Mais les doctorants devront aussi être les futurs responsables de nos entreprises. Je veux en effet faire du doctorat le diplôme phare de notre système de formation national et européen. L’expérience de recherche acquise à l’occasion d’une thèse est une telle richesse qu’elle doit être mise au service des entreprises, non seulement pour les métiers de l’innovation, mais aussi pour les métiers du management. Les entreprises françaises souffrent aujourd’hui souvent d’un manque de visions nouvelles et de capacités d’adaptation à un contexte toujours plus concurrentiel et mondialisé. Et ce sont justement les compétences des docteurs qui leur donneront les armes pour gagner la bataille mondiale de l’intelligence dans laquelle nous sommes maintenant tous engagés.
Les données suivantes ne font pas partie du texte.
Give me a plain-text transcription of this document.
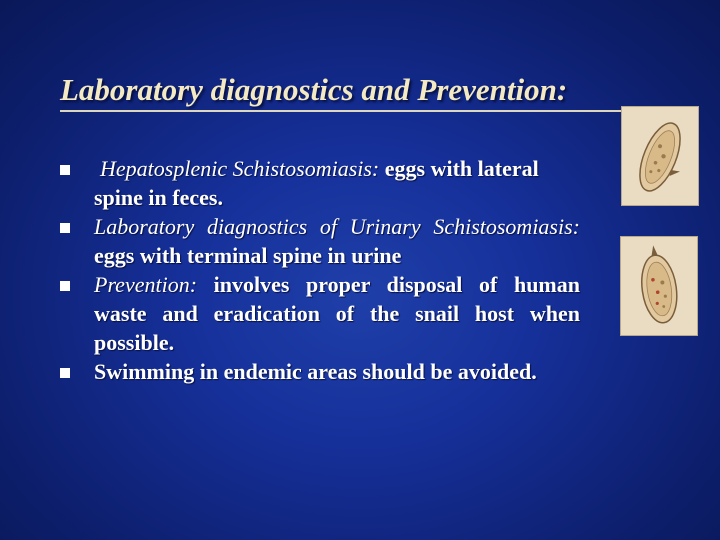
Laboratory diagnostics and Prevention:
Hepatosplenic Schistosomiasis: eggs with lateral spine in feces.
Laboratory diagnostics of Urinary Schistosomiasis: eggs with terminal spine in urine
Prevention: involves proper disposal of human waste and eradication of the snail host when possible.
Swimming in endemic areas should be avoided.
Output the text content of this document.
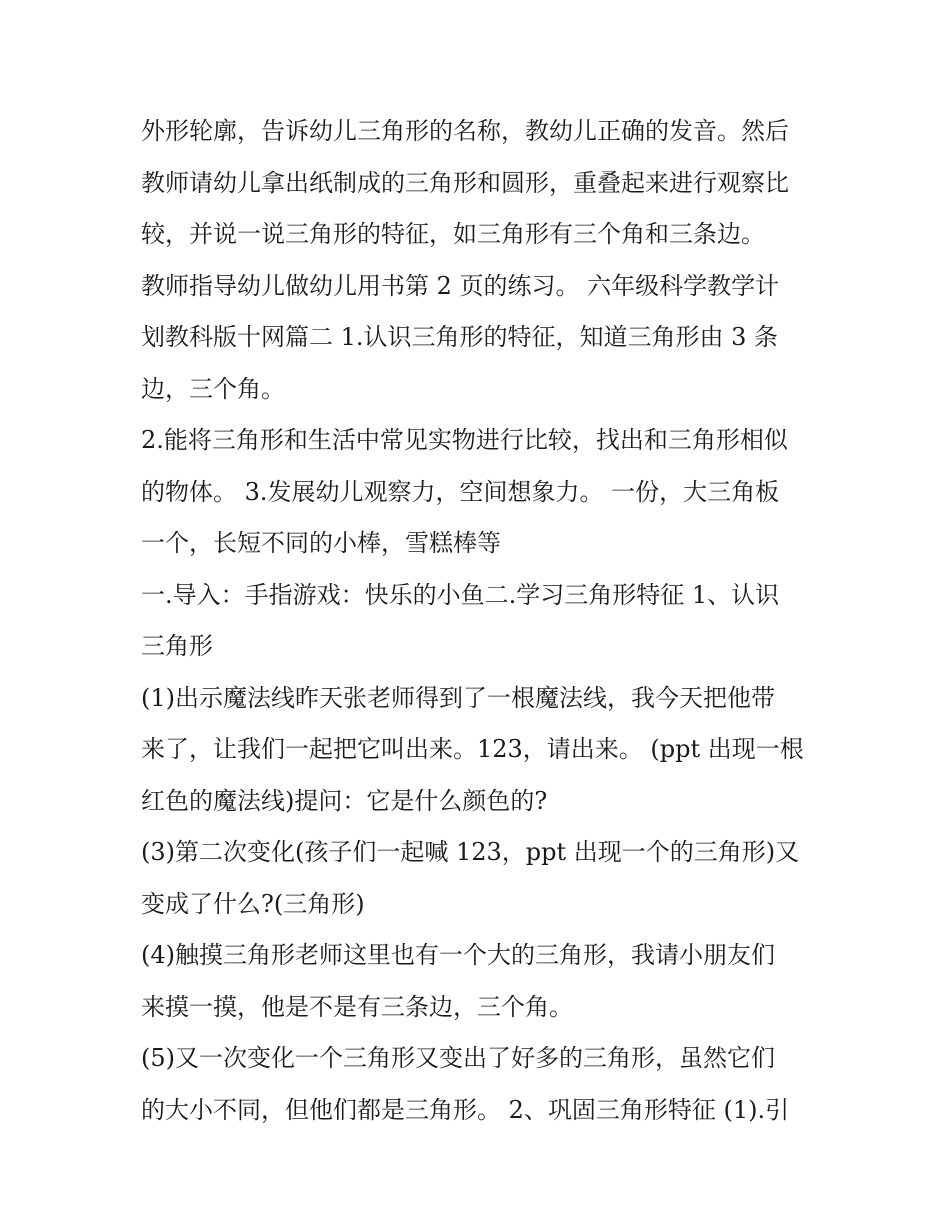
外形轮廓，告诉幼儿三角形的名称，教幼儿正确的发音。然后
教师请幼儿拿出纸制成的三角形和圆形，重叠起来进行观察比
较，并说一说三角形的特征，如三角形有三个角和三条边。
教师指导幼儿做幼儿用书第 2 页的练习。 六年级科学教学计
划教科版十网篇二 1.认识三角形的特征，知道三角形由 3 条
边，三个角。
2.能将三角形和生活中常见实物进行比较，找出和三角形相似
的物体。 3.发展幼儿观察力，空间想象力。 一份，大三角板
一个，长短不同的小棒，雪糕棒等
一.导入：手指游戏：快乐的小鱼二.学习三角形特征 1、认识
三角形
(1)出示魔法线昨天张老师得到了一根魔法线，我今天把他带
来了，让我们一起把它叫出来。123，请出来。 (ppt 出现一根
红色的魔法线)提问：它是什么颜色的?
(3)第二次变化(孩子们一起喊 123，ppt 出现一个的三角形)又
变成了什么?(三角形)
(4)触摸三角形老师这里也有一个大的三角形，我请小朋友们
来摸一摸，他是不是有三条边，三个角。
(5)又一次变化一个三角形又变出了好多的三角形，虽然它们
的大小不同，但他们都是三角形。 2、巩固三角形特征 (1).引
Pour convaincre les entreprises de l’intérêt d’embaucher des docteurs, que pouvait-on imaginer de mieux que de leur faire tester leurs compétences ? C’est ce que j’ai fait en créant, l’année dernière, le dispositif des doctorants conseil. Il s’agit de proposer aux doctorants d’assurer des missions de conseil dans les entreprises pour le compte de leurs universités. Cette activité du doctorant est bien évidemment rémunérée par l’université, qui se charge pour sa part, de la commercialisation des missions de conseil. 500 postes de doctorants-conseil ont ainsi été aidés par mon ministère en 2007, et les premières missions ont été un réel succès.
Il arrive aussi que les entreprises aient plus qu’une simple mission à confier à un doctorant, et que la collaboration avec un laboratoire se réalise avec la définition d’un sujet de thèse à part entière. Pour cela, deux dispositifs sont à la disposition des entreprises : soit celles-ci embauchent un doctorant, et l’État les accompagne, ce sont les Contrats industriels de formation par la recherche (CIFRE ), soit les entreprises participent au financement de la thèse pour laquelle l’université embauche le doctorant. Parce que ces collaborations sont particulièrement fructueuses, j’ai voulu leur donner un caractère encore plus attractif, c’est pourquoi j’ai augmenté de 16% le salaire minimum des CIFRE en 2008, le portant ainsi à 2000 € brut par mois. C’est également dans ce cadre que j’ai voulu que le financement de thèse par les entreprises rentre dans le cadre du mécénat et soit défiscalisé à hauteur de 60%, comme le don aux œuvres.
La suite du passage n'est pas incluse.